The word `interdiction' should not confuse the issue. What is being contemplated here is a selective blockade of North Korean shipping and if necessary the forcible seizure of vessels suspected of carrying components for missiles or weapons of mass destruction, other military equipment or declared contraband. North Korea's decision to resume plutonium production and its ballistic missile and weapons of mass destruction programs poses a threat to regional and international security. But I put it to the House that this threat is best addressed through robust diplomacy backed by all of the countries most directly involved—the United States, China, Russia, Japan and South Korea. The allegations of North Korean involvement in drug smuggling are best dealt with as a conventional law enforcement and border control issue—as was demonstrated by the seizure of the North Korean vessel off Australia's coast last year. It is of concern that what is being contemplated apparently does not involve United Nations Security Council approval, which should be the very starting point for any such action.
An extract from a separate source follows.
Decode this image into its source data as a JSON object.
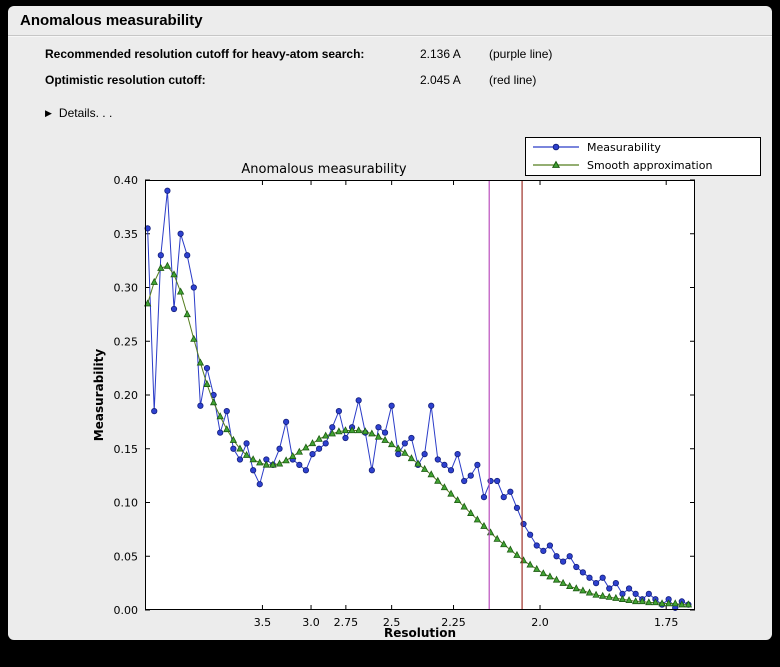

What particularly concerns me is the fact that North Korea has long demonstrated a preparedness to engage in calibrated demonstrations of military force. Likely responses to the interdiction of North Korean shipping include the deployment of North Korean naval escorts, termination of agreements relating to the demilitarised zone across the peninsula, the accelerated testing of North Korea's ballistic missile capability, and naval and air force violations of South Korean territory. Pyongyang has already threatened to respond to a blockade by ending the five-decade armistice on the Korean peninsula.

All these things should be of concern to this House; all these things warrant a discussion in this parliament; all these things should be the subject of a comprehensive statement from the Prime Minister and indeed a comprehensive debate by the parliament. I urge the House and my colleagues to ensure that this occurs.